Most countries with user fees also
have exemption schemes for the poor, but exemptions
have been difficult to implement and enforce. In Uganda,
for example, guidelines allow for an exemption rate
of around 30 per cent for the poor. However, those who
cannot pay are more likely to be turned away than to
be exempted from paying; many poor patients believe
it is pointless even trying to get health care under
these conditions (60).
Reports from Lesotho, Ghana and Bangladesh also suggest
that those who need the exemptions do not get them (61).
OTHER APPROACHES Community-financed
schemes show promise, but most communities need government
support to set them up, as in Indonesia's Dana Sehat
system (62), which
covered 13 per cent of Indonesia's villages in 1994.
India and China have also used community-financing schemes
for health care. Social financing or social insurance
can increase access to reproductive health care. The
West African Society for Prevention of Maternal Mortality
set up a fund to buy fuel for emergency transport to
obstetric facilities in Kebbi State in Nigeria (63).
In Indonesia, a successful community insurance scheme
resulted in more women reaching emergency obstetric
care (64).
Managed care, introduced in Latin
America as part of health reform, has exacerbated inequalities.
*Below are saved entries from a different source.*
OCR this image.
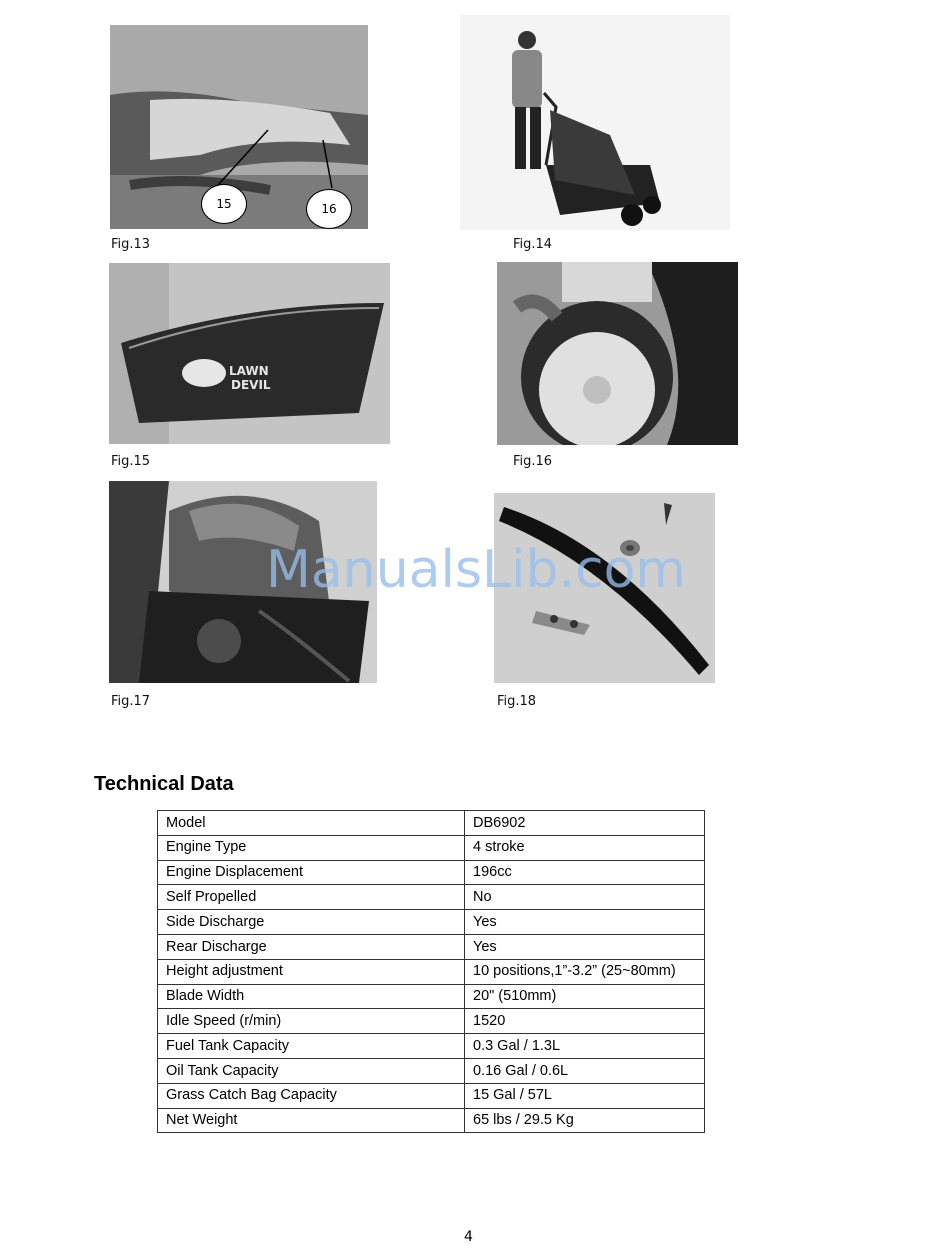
15	16
Fig.13	Fig.14
LAWN
DEVIL
Fig.15	Fig.16
Fig.17	Fig.18
ManualsLib.com
Technical Data
Model	DB6902
Engine Type	4 stroke
Engine Displacement	196cc
Self Propelled	No
Side Discharge	Yes
Rear Discharge	Yes
Height adjustment	10 positions,1”-3.2” (25~80mm)
Blade Width	20" (510mm)
Idle Speed (r/min)	1520
Fuel Tank Capacity	0.3 Gal / 1.3L
Oil Tank Capacity	0.16 Gal / 0.6L
Grass Catch Bag Capacity	15 Gal / 57L
Net Weight	65 lbs / 29.5 Kg
4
Health maintenance organizations have skimmed off the
young and relatively healthy who make few claims, leaving
under-funded local governments to cover the older, sicker,
and more expensive patients (65).
Services need to balance the need for revenue with the needs
of service users, especially the poor. The poorest of the poor-the
estimated 1.2 billion people who live on less than $1 a day-cannot
afford to pay fees, however low, in whatever form, for health
care. Formal and informal fees widely imposed around the world
to shore up sagging health budgets are effectively denying access
to even primary and reproductive health care to millions of the
poorest people.
HEALTH AND ECONOMIC GROWTH
Better health, including reproductive health, and education,
contribute to economic growth (66).
Improvements in health and mortality help the poorest
people most, because they are most at risk (67).
Better education helps women especially to protect their
own and their children's health and widens economic
choices. Higher incomes improve living environments,
reduce malnutrition and provide a buffer against the
costs of poor health.
As incomes rise people become healthier
on average, but at the same time health inequalities
increase, possibly because the better off are first
to take advantage of the new health technologies that
accompany economic growth. The result is that countries
with higher overall per capita income have steeper child
health inequalities than poorer countries where there
are wide gaps between richest and poorest (68).